2010年12月31日 11時53分14秒 | 文化・美術・文学・音楽
「あんたがたどこさ」 川越市

住んでいる所から近い、さいたま市の六辻公民館で毎年、「すこやかクリスマスコンサート」が開かれる。10年末も出かけた。もう9回目になるという。

この席上で、このコンサートのリーダーから「あんたがたとこさ」で始まる、あの懐かしい手まり歌が川越市生まれだという話を初めて聞いた。初めてというのは、私ぐらいなもので、知る人ぞ知ることらしい。いかに埼玉のことに無知なのか、われながら感心する。

そう言えば、先に「通りゃんせ 通りゃんせ ここはどこの細道じゃ」という童謡も川越市生まれだと聞いて、どんな所かなと見に行ったこともある。

「あんたがたどこさ」の歌は、「肥後さ」「肥後どこさ」「熊本さ」「熊本どこさ」「センバさ」「仙波山には狸がおってさ・・・」と展開していく。

センバのところが、熊本版では「船場」、川越版では「仙波」になっている。

熊本には「船場川」はあっても、「船場山」「仙波山}はないという。歴史をみると、川越版に分がありそうなのだ。
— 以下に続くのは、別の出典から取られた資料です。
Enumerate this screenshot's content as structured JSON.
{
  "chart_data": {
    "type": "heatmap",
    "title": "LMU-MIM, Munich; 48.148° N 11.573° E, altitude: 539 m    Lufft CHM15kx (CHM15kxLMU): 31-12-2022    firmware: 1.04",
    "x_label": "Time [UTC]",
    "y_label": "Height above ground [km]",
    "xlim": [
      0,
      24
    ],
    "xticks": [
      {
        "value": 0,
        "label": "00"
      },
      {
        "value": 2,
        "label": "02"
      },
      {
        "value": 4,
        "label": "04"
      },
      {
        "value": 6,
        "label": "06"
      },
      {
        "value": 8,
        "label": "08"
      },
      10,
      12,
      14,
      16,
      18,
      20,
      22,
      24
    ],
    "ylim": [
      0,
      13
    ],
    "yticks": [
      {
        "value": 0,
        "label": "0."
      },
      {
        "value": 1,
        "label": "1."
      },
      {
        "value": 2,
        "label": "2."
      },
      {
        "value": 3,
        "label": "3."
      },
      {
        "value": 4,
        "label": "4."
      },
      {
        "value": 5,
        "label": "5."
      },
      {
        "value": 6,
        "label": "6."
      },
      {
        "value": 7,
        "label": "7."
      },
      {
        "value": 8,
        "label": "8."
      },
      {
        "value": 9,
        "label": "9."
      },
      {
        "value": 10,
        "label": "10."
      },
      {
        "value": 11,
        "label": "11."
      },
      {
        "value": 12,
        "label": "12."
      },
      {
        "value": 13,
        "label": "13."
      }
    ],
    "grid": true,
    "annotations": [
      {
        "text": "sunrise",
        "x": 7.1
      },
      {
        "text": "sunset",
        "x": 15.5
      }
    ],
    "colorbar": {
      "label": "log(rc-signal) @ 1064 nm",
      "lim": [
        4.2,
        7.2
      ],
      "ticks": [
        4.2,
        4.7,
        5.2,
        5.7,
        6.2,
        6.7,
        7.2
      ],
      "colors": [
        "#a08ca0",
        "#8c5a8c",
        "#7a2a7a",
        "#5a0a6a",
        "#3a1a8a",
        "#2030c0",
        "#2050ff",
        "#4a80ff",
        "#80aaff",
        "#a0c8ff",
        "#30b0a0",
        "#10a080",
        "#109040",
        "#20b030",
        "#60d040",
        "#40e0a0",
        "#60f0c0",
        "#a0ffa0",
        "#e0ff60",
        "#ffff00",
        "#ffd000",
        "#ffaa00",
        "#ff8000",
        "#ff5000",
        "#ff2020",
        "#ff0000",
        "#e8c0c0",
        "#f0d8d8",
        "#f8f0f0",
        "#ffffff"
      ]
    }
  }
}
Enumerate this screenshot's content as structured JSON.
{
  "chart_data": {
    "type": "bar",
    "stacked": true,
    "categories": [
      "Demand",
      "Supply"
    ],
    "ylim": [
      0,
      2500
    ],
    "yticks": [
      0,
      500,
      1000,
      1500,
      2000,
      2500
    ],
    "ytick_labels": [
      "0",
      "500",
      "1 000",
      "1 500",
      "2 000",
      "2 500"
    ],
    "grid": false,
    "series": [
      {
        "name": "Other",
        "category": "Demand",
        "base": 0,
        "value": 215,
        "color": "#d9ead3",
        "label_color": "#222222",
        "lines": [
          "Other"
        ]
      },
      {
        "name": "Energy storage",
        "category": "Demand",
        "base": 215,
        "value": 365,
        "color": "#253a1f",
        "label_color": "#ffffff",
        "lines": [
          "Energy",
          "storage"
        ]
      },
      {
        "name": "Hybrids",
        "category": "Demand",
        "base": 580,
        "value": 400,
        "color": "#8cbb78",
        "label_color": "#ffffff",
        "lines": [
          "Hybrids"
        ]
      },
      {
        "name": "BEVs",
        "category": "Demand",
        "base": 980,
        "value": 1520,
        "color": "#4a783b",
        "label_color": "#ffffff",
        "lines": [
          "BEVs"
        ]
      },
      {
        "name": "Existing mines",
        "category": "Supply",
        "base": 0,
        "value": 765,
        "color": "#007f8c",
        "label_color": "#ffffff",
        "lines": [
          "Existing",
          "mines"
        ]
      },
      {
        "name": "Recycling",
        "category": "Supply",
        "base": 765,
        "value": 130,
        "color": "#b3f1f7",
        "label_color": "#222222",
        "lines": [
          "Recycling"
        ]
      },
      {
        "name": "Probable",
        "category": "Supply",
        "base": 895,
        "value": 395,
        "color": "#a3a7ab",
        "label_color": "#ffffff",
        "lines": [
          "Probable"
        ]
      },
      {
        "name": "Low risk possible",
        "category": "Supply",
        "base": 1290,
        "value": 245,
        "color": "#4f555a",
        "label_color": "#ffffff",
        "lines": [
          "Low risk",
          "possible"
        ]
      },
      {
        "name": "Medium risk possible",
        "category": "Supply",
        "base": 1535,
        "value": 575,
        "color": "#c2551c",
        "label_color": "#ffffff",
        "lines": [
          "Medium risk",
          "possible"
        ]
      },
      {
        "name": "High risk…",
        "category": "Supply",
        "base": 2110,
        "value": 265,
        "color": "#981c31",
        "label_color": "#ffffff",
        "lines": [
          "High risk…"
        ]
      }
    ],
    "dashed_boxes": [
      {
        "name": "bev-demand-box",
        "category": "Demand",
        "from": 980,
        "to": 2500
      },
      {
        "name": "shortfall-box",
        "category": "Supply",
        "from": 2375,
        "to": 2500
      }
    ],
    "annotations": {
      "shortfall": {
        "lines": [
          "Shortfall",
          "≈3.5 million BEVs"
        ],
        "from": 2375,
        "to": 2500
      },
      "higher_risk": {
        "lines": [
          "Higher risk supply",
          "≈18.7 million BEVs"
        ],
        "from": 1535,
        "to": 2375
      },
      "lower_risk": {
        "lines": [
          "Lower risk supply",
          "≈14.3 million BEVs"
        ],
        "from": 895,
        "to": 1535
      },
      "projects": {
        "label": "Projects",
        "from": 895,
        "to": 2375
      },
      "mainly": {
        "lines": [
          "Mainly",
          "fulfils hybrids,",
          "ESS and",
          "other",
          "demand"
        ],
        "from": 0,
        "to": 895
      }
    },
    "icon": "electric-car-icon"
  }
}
戊辰戦争当時、上野の寛永寺で抵抗した彰義隊の残党を追って、官軍が川越城の近くの仙波山に駐屯していた。

平地の埼玉県だから、川越にも山らしい山はないものの、喜多院の隣の現在の仙波東照宮あたりは仙波山と呼ばれた。おまけに東照宮の主、徳川家康は「狸親父」があだ名だったので、歌詞にもぴったりだ。

仙波東照宮は、家康を祀る日本三大東照宮の一つである。

歌詞が熊本弁ではなく、関東弁だというのもこの問答歌の川越説の根拠になっている。

官軍の兵士に川越の子供たちが出身を聞いている様子を思い浮かべると分かりやすい。

一方、「通りゃんせ」の方は、川越城本丸御殿近くの「三芳野神社」 (写真)が舞台のようだ。境内の一角にある石碑には「わらべ唄発祥の所」とある。

三芳野神社は川越城の鎮守で、城内にあったため、一般には開放されていなかった。
天神さまを祭るこの神社に、城内に入って参詣できるのは、年一度の大祭と七五三の祝いの時だけだった。だから、「この子の七つの お祝いに お札を納めに 参ります」なのだ。

「通りゃんせ」とか「細道じゃ」という歌詞は、関東弁ではなく、関西や西日本方面のものではないかという指摘もあり、「うちこそ発祥地」の声はほかにも聞かれる。

「行きはよいよい 帰りはこわい」と庶民がおずおずと城内から出て行く姿も、実感があり、歌詞の内容が歴史的な事実とぴったりなのが、三芳野神社ではないだろうか。